The Journey
- lindadoesdesign
- Feb 6
- 2 min read

I didn’t begin in design.
I began in the beauty industry, where I owned and designed my own salon. It was there I first noticed something subtle but undeniable: the way a space could change how someone felt in their body. Clients would arrive guarded or tired and leave softened—more confident, more present, more themselves.
It wasn’t just the treatments.
It was the room.
The light.
The way the space held them.
Years later, as I moved into yoga and meditation, that awareness deepened. I learned alignment not only in the body, but in the breath, in stillness, in what happens when we stop forcing and start listening. Movement taught me how energy behaves. Stillness taught me how to hear it.
That listening followed me into an unexpected chapter—joining my husband’s 106-year-old family lumber business. There, I helped create Eastman Cartwright Home, a design division within a working lumberyard. It was a return to the bones of the home: materials, structure, craftsmanship. Wood that had lived a long life before becoming part of a space.
It reminded me that architecture isn’t just visual.
It’s historical.
Energetic.
Relational.
A home carries memory—whether we acknowledge it or not.
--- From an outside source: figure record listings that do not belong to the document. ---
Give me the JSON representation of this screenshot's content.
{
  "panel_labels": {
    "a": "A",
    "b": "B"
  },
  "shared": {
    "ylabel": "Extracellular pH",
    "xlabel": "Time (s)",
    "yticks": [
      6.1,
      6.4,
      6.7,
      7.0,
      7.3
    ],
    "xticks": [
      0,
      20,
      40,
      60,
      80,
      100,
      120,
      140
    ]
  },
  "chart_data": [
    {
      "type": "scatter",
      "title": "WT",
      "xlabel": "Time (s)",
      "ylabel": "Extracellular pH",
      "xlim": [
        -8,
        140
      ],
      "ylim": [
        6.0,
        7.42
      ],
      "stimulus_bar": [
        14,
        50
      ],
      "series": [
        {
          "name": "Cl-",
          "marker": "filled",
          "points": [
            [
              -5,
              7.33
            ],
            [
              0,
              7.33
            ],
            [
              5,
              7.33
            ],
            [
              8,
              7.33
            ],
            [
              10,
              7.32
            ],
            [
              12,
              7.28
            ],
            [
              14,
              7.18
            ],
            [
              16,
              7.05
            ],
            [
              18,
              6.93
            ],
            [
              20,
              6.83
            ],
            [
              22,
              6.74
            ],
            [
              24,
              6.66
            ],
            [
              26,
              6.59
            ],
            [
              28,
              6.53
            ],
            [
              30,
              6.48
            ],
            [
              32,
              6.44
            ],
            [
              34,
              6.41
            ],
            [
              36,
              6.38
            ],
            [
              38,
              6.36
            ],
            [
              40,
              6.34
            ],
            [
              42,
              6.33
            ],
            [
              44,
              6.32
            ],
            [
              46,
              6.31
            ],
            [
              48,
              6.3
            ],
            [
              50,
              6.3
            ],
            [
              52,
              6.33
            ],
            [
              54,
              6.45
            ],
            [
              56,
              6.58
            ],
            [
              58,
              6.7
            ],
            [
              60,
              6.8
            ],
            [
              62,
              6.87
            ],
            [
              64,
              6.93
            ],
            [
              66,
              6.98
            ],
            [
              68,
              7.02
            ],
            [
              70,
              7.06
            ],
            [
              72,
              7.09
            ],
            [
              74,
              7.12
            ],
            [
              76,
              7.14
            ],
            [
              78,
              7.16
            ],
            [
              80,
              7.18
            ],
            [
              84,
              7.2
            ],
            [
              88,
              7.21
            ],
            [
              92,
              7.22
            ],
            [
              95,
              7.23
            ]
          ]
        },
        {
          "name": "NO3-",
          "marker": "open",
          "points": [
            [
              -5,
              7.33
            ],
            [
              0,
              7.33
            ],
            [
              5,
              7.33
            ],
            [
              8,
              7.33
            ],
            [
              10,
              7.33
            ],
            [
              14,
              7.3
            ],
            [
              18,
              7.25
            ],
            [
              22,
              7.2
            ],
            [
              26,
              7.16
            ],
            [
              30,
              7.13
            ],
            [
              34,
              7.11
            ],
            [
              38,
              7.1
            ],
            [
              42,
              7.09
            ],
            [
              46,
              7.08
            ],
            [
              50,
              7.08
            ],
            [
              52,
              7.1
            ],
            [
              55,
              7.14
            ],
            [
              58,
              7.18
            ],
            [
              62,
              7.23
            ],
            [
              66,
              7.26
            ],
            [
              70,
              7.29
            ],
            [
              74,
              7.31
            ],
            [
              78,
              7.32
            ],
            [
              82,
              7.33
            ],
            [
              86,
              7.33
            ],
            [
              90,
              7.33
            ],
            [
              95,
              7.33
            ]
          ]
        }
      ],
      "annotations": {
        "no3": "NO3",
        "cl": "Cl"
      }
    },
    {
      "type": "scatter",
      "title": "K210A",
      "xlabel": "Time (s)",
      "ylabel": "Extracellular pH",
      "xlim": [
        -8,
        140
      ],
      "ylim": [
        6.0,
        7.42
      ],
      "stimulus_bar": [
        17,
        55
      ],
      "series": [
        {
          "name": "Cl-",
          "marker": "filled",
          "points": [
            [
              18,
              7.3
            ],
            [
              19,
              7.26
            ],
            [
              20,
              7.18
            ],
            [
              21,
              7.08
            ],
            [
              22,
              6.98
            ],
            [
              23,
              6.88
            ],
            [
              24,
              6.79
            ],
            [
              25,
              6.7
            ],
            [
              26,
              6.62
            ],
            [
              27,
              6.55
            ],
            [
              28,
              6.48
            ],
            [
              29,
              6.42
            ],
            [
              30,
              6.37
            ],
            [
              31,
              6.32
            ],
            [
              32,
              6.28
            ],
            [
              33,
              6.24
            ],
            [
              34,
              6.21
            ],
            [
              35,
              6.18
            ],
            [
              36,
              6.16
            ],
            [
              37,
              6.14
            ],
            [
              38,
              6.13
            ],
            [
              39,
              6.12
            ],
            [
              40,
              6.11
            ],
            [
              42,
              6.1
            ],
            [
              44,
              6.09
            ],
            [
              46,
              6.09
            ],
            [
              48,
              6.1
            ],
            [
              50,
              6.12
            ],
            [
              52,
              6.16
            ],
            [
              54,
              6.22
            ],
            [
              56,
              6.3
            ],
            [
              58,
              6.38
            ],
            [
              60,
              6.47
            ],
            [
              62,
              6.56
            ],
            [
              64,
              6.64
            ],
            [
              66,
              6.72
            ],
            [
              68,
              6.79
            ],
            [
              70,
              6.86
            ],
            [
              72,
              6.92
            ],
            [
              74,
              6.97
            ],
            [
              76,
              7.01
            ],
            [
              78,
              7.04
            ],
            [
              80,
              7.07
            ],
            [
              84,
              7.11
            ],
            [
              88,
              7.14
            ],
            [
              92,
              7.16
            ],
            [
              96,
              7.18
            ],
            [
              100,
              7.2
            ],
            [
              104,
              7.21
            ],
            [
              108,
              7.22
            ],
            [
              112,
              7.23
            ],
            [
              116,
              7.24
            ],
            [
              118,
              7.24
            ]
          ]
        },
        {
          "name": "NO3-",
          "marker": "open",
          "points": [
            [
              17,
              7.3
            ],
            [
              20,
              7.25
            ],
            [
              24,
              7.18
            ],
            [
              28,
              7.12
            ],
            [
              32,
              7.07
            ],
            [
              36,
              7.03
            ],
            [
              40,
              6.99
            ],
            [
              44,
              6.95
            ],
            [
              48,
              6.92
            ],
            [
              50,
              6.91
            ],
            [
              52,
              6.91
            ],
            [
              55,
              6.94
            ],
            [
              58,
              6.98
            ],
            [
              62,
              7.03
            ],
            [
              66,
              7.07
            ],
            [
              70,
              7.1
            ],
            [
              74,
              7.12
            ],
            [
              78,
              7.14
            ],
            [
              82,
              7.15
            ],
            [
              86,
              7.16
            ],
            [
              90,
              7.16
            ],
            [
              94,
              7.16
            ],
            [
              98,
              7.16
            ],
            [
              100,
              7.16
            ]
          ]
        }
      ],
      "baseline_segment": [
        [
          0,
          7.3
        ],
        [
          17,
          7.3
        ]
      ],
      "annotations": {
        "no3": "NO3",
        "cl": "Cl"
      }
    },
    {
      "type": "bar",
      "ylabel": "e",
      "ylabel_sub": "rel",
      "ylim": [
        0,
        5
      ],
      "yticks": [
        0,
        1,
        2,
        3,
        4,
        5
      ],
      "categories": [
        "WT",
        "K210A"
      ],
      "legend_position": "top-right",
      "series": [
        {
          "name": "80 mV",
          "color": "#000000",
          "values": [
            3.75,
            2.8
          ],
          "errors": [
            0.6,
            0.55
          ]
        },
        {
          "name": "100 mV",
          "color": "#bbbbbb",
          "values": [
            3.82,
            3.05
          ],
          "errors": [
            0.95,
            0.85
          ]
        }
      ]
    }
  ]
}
As I evolved, Feng Shui found me. Or perhaps I finally found the language for something I had always known. It revealed that the home is not separate from the self. That our spaces mirror our stories. That alignment—when done with intention—doesn’t just look beautiful. It heals.
In 2024, that understanding became deeply personal.
I found an 1888 miner’s cottage in Galena, Illinois and began a slow, intentional restoration. I didn’t approach it as a project. I approached it as a conversation.
I didn’t just renovate that home.
I listened to it.
Each decision—every brushstroke, every object chosen—became a dialogue between beauty and energy, past and present. What wanted to stay. What was ready to soften. What needed to be honored before it could change.
That cottage became a quiet teacher.
It showed me that good design doesn’t impose.
It responds.
That spaces—like people—open when they feel respected.
Today, this is how I work with every client.
Intuitively.
Slowly.
With reverence.
I don’t believe in forcing a home into an idea. I believe in listening for what it’s asking for—and aligning the space so it can support the life unfolding within it.
This work is not about trends.
It’s about trust.
About creating environments that feel steady, warm, and deeply inhabitable.
A home is not something you decorate.
It’s something you enter into relationship with.
And when that relationship is aligned, the effects are felt far beyond the walls.